Ce soir, sur la scène de l’opéra Bastille, tout le monde
donne le meilleur de soi-même : le grand René Pape offre une interprétation
impeccable d’un Heinrich der Vogler digne, solide et convaincant. Depuis sa
première attaque d’une douceur émouvante, Martina Serafin est une Elsa
réussie : naïve, perdue dans ses rêveries et légère comme une créature
angélique, elle contraste parfaitement avec l’Ortrud d’Evelyn Herlitzius,
complètement ancrée à la réalité. Nous les remarquons vêtues de la même
robe, l’une en blanc l’autre en noir, dans un évident symbolisme manichéen
très adapté à cet opéra sans nuances.
Astucieuse et manipulatrice,
Ortrud est la parfaite partenaire de Friedrich von Telramund, obsedée par la
vengeance. Leur hypocrisie est des plus évidentes « J’ai des preuves
certaines de son forfait ; mais répondre à vos doutes en présentant un
témoin serait certes un coup porté à ma fierté » dit Friedrich en accusant
Elsa.
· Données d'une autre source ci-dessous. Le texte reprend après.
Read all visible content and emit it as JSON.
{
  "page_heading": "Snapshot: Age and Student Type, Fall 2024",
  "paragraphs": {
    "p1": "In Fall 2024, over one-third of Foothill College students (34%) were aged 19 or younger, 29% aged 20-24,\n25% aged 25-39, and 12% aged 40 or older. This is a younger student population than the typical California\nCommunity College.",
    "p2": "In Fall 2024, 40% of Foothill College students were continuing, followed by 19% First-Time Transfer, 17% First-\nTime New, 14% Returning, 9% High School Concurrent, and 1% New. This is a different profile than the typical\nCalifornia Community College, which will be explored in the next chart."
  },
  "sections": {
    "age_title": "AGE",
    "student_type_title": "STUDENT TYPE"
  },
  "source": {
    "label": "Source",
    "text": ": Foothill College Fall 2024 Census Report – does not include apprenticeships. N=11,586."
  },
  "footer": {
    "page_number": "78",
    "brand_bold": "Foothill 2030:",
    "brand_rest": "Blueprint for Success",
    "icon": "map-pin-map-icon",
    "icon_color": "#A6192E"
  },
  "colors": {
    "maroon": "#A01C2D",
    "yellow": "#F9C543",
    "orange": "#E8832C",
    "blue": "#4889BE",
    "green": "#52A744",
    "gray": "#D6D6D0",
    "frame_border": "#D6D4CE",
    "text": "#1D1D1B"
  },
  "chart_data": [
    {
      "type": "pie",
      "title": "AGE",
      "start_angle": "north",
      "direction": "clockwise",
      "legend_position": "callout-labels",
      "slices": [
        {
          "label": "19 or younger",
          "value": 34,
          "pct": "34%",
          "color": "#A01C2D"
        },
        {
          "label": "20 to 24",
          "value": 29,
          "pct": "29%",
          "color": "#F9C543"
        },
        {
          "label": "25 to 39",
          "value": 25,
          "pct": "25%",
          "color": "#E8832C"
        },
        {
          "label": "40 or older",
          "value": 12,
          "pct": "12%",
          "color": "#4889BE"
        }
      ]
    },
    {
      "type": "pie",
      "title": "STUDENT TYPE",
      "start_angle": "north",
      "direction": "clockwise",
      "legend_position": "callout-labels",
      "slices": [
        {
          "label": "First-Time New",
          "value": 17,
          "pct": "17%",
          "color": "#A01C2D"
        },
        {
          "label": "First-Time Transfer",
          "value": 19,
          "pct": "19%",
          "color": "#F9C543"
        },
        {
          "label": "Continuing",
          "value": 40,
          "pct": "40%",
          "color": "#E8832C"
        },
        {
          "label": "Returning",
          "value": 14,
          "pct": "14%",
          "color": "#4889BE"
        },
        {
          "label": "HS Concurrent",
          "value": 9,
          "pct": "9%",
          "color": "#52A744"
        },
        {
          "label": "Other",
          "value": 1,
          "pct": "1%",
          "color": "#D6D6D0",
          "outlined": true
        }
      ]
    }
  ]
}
Après son humiliation, Ortrud réussit à retourner la situation en
présence de la jeune femme » Si une funeste folie l’a poussé à t’accuser
d’une faute, toi si pure, son cœur est à présent déchiré de remords, il est
condamné à une triste pénitence », pour ensuite l’agresser en public : « Si
tu n’oses pas le lui demander, nous croirons tous à juste titre que tu
devrais toi-même avoir des craintes, sa pureté est bien difficile à prouver
! ».
La révélation de la soirée est en effet le baryton qui interpète
Friedrich : se retrouvant à remplacer Wolfgang Koch à la dernière heure,
Tomasz Konieczny offre tout de même une performance très assurée et nous
épate par la belle projection de sa voix.
Dans la fosse, l’orchestre
de l’Opéra de Paris sous la direction de Philippe Jordan assure une lecture
riche en couleurs et introspective à la fois, qui montre encore une fois que
Wagner sait parler au plus profond de notre âme, en nous bouleversant et
émouvant comme peu de compositeurs savent faire.